A democracia não pode ser vista como uma solução ineficaz e acomodatícia quando comparada com as formas de governo autocráticas. Os executivos democráticos devem ter condições para lideranças robustas e ser capazes de corresponder celeremente aos desafios e às aspirações dos cidadãos. O legislativo nem deve ser destituído da margem de decisão e de controle do executivo, nem deve substituir-se a este. O judiciário deve ter a capacidade de, com independência, controlar o executivo e legislativo, mas sem invadir os seus campos exclusivos. Sem impasses, com fluidez.

O hiperconstitucionalismo, doença adulta do constitucionalismo democrático moderno, prejudica esses objetivos. O hiperconstitucionalismo transporta para dentro da constituição tudo e mais alguma coisa. A constituição deixa de ser a lei fundamental, para passar a ser o código de tudo o que parece importante, incluindo muito do que poderia ser regulado por simples leis.
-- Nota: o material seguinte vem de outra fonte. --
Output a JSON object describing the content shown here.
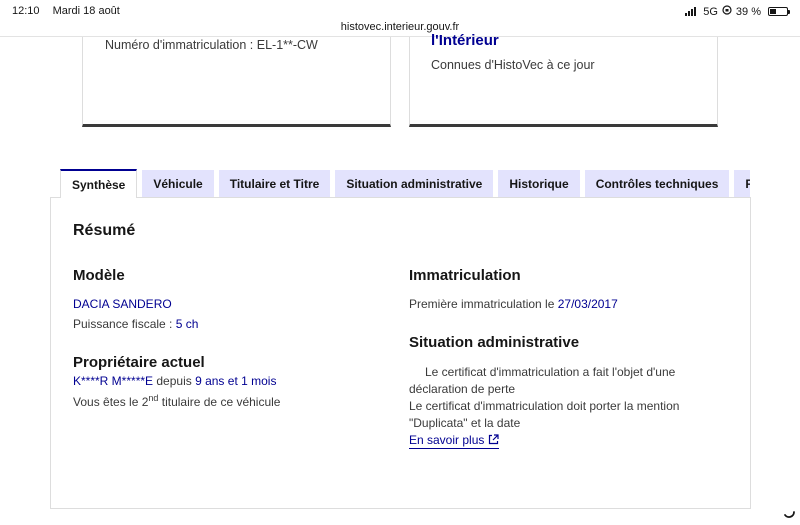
{
  "status": {
    "time": "12:10",
    "date": "Mardi 18 août",
    "url": "histovec.interieur.gouv.fr",
    "network": "5G",
    "battery": "39 %",
    "battery_fraction": 0.39
  },
  "cards": {
    "plate_text": "Numéro d'immatriculation : EL-1**-CW",
    "ministry_title": "l'Intérieur",
    "known_text": "Connues d'HistoVec à ce jour"
  },
  "tabs": [
    {
      "label": "Synthèse",
      "active": true
    },
    {
      "label": "Véhicule"
    },
    {
      "label": "Titulaire et Titre"
    },
    {
      "label": "Situation administrative"
    },
    {
      "label": "Historique"
    },
    {
      "label": "Contrôles techniques"
    },
    {
      "label": "Rapport"
    }
  ],
  "summary": {
    "title": "Résumé",
    "model": {
      "heading": "Modèle",
      "name": "DACIA SANDERO",
      "power_label": "Puissance fiscale : ",
      "power_value": "5 ch"
    },
    "owner": {
      "heading": "Propriétaire actuel",
      "name": "K****R M*****E",
      "since_label": " depuis ",
      "since_value": "9 ans et 1 mois",
      "rank_prefix": "Vous êtes le 2",
      "rank_sup": "nd",
      "rank_suffix": " titulaire de ce véhicule"
    },
    "registration": {
      "heading": "Immatriculation",
      "first_label": "Première immatriculation le ",
      "first_date": "27/03/2017"
    },
    "admin": {
      "heading": "Situation administrative",
      "line1": "Le certificat d'immatriculation a fait l'objet d'une",
      "line2": "déclaration de perte",
      "line3": "Le certificat d'immatriculation doit porter la mention",
      "line4": "\"Duplicata\" et la date",
      "link": "En savoir plus"
    }
  }
}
Manifestações mais notórias do hiperconstitucionalismo são as constituições da Índia, da Nigéria e do Brasil, primeira, segunda e terceira, respetivamente, do ranking de maior número de palavras segundo o Comparative Constitutions Project.

Acometidos da vertigem do hiperconstitucionalismo, os partidos, membros do parlamento, minorias, centros de interesse, acadêmicos, classes profissionais, promotores de agendas de nicho, aspiram ver as suas pretensões garantidas na constituição. Mesmo que sejam irrealizáveis ou completamente contraditórias com outras. O legislador, vinculado pela normatividade de uma constituição super-regulatória, fica cada vez mais frequentemente de mãos amarradas. Arrisca-se a que qualquer norma que produza – ou não produza – suscite a suspeita da inconstitucionalidade. Não é improvável que vendo a sua seara natural ser devorada pela constituição ceda à tentação de invadir o campo que tradicionalmente pertence ao executivo.
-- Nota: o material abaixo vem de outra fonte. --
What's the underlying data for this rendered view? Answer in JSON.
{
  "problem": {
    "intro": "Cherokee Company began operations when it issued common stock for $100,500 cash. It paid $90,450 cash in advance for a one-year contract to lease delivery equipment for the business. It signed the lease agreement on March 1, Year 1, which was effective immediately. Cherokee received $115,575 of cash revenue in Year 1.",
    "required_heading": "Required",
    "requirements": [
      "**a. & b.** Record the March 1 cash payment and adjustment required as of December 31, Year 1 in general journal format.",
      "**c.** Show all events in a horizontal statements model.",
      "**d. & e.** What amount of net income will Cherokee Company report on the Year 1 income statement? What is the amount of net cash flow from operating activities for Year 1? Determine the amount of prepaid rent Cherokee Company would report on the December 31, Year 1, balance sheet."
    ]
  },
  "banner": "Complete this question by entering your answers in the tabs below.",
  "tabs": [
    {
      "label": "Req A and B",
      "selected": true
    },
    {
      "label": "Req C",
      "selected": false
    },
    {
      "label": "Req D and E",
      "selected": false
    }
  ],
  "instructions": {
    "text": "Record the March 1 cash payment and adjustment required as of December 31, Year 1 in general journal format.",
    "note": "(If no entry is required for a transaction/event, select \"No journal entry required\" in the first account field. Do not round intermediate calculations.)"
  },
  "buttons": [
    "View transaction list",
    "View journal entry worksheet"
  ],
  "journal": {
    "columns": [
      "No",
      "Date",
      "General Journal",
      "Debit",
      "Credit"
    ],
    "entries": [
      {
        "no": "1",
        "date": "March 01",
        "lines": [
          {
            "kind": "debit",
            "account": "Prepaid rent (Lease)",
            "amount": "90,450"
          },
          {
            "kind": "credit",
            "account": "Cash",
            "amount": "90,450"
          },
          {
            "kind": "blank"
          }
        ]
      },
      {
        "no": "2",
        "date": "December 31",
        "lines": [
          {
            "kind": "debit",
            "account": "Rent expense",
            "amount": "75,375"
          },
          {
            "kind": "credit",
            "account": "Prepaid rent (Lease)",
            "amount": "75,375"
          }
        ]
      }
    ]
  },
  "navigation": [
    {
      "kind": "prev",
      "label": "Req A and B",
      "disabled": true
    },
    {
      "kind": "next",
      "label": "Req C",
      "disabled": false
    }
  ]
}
Esse panorama exige crescente protagonismo do juiz constitucional. Em Portugal, o juiz constitucional supremo é o Tribunal Constitucional. No Brasil, o Supremo Tribunal Federal. A principal missão do juiz constitucional é velar pelo cumprimento da constituição. Se a constituição acolhe generosamente todas e quaisquer pretensões com algum valor e adesão sociais, o juiz constitucional é chamado a intervir em quase tudo o que afeta interesses relevantes. O dilema é inevitável: se age de forma contida, acusam-no de ser como os juízes constitucionais dos Estados em que a constituição é para inglês ver; se cumpre a sua missão a rigor, é obrigado a um protagonismo decisório cada vez maior e acusam-no de ativista.

É claro que isso tem repercussões significativas no funcionamento das instituições democráticas, retirando-lhes racionalidade e transparência, colocando problemas de legitimidade na atuação dos órgãos.
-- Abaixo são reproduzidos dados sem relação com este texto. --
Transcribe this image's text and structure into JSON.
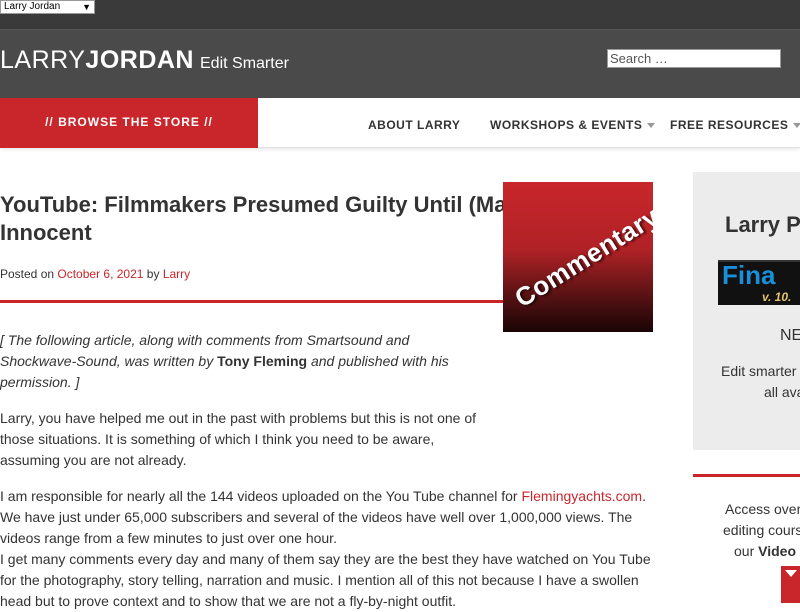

O hiperconstitucionalismo, embora seja um efeito colateral do êxito da ideia de constituição, pode colocar em causa sua capacidade para reger o aparelho institucional e a decisão política democrática de forma eficiente e compreensível para as pessoas. Por melhores que sejam as intenções que o movem, é contraproducente. Vamos pensar sobre isso?

*Vitalino Canas é professor da Faculdade de Direito da Universidade de Lisboa e presidente do Fórum de Integração Brasil Europa (Fibe)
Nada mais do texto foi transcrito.